La cheffe de l'opposition bélarusse, Svetlana Tikhanovskaïa, a dénoncé vendredi la décision des autorités de Minsk de qualifier d'"extrémistes" les informations publiées sur le site d'Euronews, y voyant une tentative "honteuse" du régime d'Alexandre Loukachenko de priver les Bélarusses d'une information indépendante et factuelle.
"Le régime de Loukachenko a qualifié Euronews, l'une des principales plateformes d'information européennes, d'“extrémiste” pour avoir porté la vérité à des millions de Bélarusses", a-t-elle écrit dans un message publié sur X.
"Cette décision porte atteinte à la liberté de la presse et transforme les téléspectateurs en cibles de la répression", a-t-elle ajouté, appelant la chaîne à "tenir bon" et soulignant que "votre travail compte".
Plus tôt cette semaine, le ministère bélarusse de l'Information a inscrit le site d'Euronews sur sa "Liste républicaine des matériels extrémistes", selon plusieurs médias indépendants basés au Bélarus. Cette décision est entrée en vigueur immédiatement, conformément aux règles de procédure civile du pays.

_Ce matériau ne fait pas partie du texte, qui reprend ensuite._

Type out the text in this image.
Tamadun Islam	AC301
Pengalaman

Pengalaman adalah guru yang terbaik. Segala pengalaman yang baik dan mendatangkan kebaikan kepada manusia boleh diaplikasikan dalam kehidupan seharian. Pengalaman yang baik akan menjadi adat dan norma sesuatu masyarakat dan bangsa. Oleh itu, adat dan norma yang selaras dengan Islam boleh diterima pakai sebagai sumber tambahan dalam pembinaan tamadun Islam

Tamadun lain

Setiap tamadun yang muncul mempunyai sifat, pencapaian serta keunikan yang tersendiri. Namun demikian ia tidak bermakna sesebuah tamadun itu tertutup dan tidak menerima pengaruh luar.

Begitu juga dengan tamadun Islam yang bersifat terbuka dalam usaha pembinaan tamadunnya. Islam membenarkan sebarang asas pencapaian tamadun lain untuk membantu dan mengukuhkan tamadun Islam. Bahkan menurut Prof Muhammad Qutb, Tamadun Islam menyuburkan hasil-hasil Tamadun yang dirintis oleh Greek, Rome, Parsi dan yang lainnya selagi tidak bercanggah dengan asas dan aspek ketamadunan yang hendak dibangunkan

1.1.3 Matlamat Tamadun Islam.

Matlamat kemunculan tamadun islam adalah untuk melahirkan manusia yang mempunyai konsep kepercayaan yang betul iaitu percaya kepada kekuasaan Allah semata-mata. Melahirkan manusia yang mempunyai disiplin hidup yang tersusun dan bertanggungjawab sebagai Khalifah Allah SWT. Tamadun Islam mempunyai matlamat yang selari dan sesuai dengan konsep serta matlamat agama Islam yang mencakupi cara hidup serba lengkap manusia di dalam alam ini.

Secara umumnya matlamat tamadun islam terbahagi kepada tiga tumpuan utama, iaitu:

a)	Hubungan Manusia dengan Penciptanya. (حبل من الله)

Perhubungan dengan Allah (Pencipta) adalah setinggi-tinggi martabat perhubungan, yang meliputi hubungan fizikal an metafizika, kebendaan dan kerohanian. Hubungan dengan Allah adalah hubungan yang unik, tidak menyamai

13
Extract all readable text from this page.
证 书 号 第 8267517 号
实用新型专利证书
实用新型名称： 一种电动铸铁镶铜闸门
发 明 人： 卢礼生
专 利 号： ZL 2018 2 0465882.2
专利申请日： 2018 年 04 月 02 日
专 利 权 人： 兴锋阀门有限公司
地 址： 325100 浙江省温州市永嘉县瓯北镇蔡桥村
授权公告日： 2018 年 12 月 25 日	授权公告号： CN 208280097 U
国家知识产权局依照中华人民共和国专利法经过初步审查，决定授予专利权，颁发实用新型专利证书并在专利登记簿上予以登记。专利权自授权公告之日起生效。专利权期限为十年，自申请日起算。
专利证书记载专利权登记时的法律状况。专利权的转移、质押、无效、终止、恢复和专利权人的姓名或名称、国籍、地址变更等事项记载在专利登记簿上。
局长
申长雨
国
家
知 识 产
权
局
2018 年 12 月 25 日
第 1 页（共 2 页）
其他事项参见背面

Cette décision entraîne le blocage de l'accès au site d'Euronews au Bélarus. Les internautes qui conservent ou diffusent ses contenus pourraient en outre s'exposer à des sanctions administratives. La chaîne estime que cette désignation risque de criminaliser son audience et de restreindre l'accès à une information factuelle et indépendante.
Euronews est depuis longtemps une source importante d'information européenne pour le public bélarusse.
Cette nouvelle mesure intervient après le retrait de la chaîne de la télévision bélarusse en 2021. Elle rapproche également le Bélarus de la Russie, qui avait bloqué les services télévisés et numériques d'Euronews peu après le lancement de son invasion à grande échelle de l'Ukraine.
Le directeur éditorial d'Euronews, Claus Strunz, a indiqué que la rédaction n'avait pas été informée de cette décision et attendait désormais les explications des autorités.
"Un État qui qualifie Euronews d'“extrémiste” et bloque l'accès à un journalisme indépendant et impartial révèle sa propre peur d'une information libre", a déclaré Claus Strunz.
Il a ajouté que la chaîne continuerait de proposer au public bélarusse un "journalisme factuel et indépendant".
"Nous n'avons pas été informés de cette décision et attendons les explications des autorités. Notre engagement reste inchangé : nous continuerons à être aux côtés de notre public au Bélarus en lui proposant un journalisme factuel et indépendant, fidèle à nos valeurs éditoriales fondamentales", a déclaré le directeur éditorial d'Euronews.
Les autorités bélarusses n'ont pas encore annoncé officiellement cette décision, ni précisé les motifs ayant conduit à cette mesure. En conséquence, Euronews rejoint plusieurs autres médias numériques désormais classés comme "extrémistes" au Bélarus.
Selon l'Association bélarusse indépendante des journalistes, cette décision s'inscrit dans une stratégie plus large visant à restreindre l'accès du public à des sources d'information indépendantes.